SG: Claude, why has CUPE chosen to dedicate a portion of its resources to international solidarity?

CG: Working on the international scene also benefits our own workplaces. Here’s the best example that comes to mind: recently, the Supreme Court of Canada ruled in favour of 45,000 members of CUPE’s Hospital Employees Union (HEU) in British Columbia. They had challenged Bill 29, a draconian provincial law that put a stranglehold on negotiations. The Court’s decision was based primarily on international conventions signed by Canada on freedom of association and collective bargaining rights. This is a reminder that international standards provide crucial support throughout the world and we must continually work to protect them.

SG: Why is Colombia a priority for CUPE in terms of international solidarity?
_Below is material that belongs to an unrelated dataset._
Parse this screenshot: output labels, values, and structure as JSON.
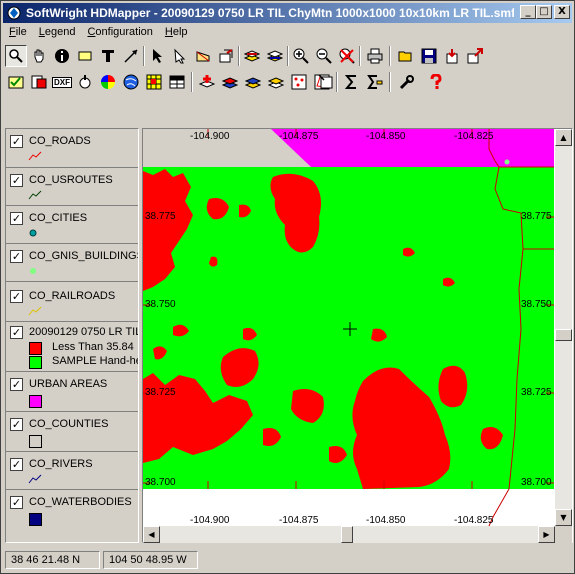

CG: The Harper government has tabled a bill to enforce a free trade agreement between Colombia and Canada. During the U.S. presidential campaign, in a debate on free trade with Colombia, Barack Obama asked his opponent John McCain: “Shouldn’t we be discussing the situation of workers in that country? According to the reports, workers are dying there.” It was eloquently put, and expressed a concern that Harper clearly does not share.

SG: When you say “workers are dying there,” you’re not referring to workplace accidents.

CG: Definitely not. There are more workers and trade unionists murdered in Colombia than in the rest of the world combined. All the data indicate that at least 2,200 workers have been murdered or have disappeared in Colombia since 1991, including 600 since Alvaro Uribe came to power in 2002. So it’s still happening. And the Washington Post recently reported that 97 per cent of these murders have never been solved.

SG: More broadly, how would you characterize CUPE’s involvement in international solidarity over the years?

CG: Ever since CUPE was founded, we have been involved in international solidarity. In the 70s, there had been a tremendous, worldwide humanitarian effort following a major earthquake in Nicaragua, but the Somoza government squandered the donations. We got involved and strongly opposed this. In the 80s, South African resistance movements attempting to end apartheid made an appeal to us. At the time, as an activist in my local union, I received the president of an illegal South African health workers union (NEHAWU). He came to inform us, but also to learn how to organize a union in a democratic society. In the 90s, when the World Bank and the IMF were imposing their economic model of privatization, our colleagues from South Africa resisted with the support of CUPE.

SG: Elsewhere in the world, do we often find the same multinationals, the same “privatizers” as here?

CG: Absolutely. It’s “the same gang,” to put it simply. Sometimes they hide behind subsidiaries or consortiums, but they’re the same transnationals: the same enemy, the same struggle.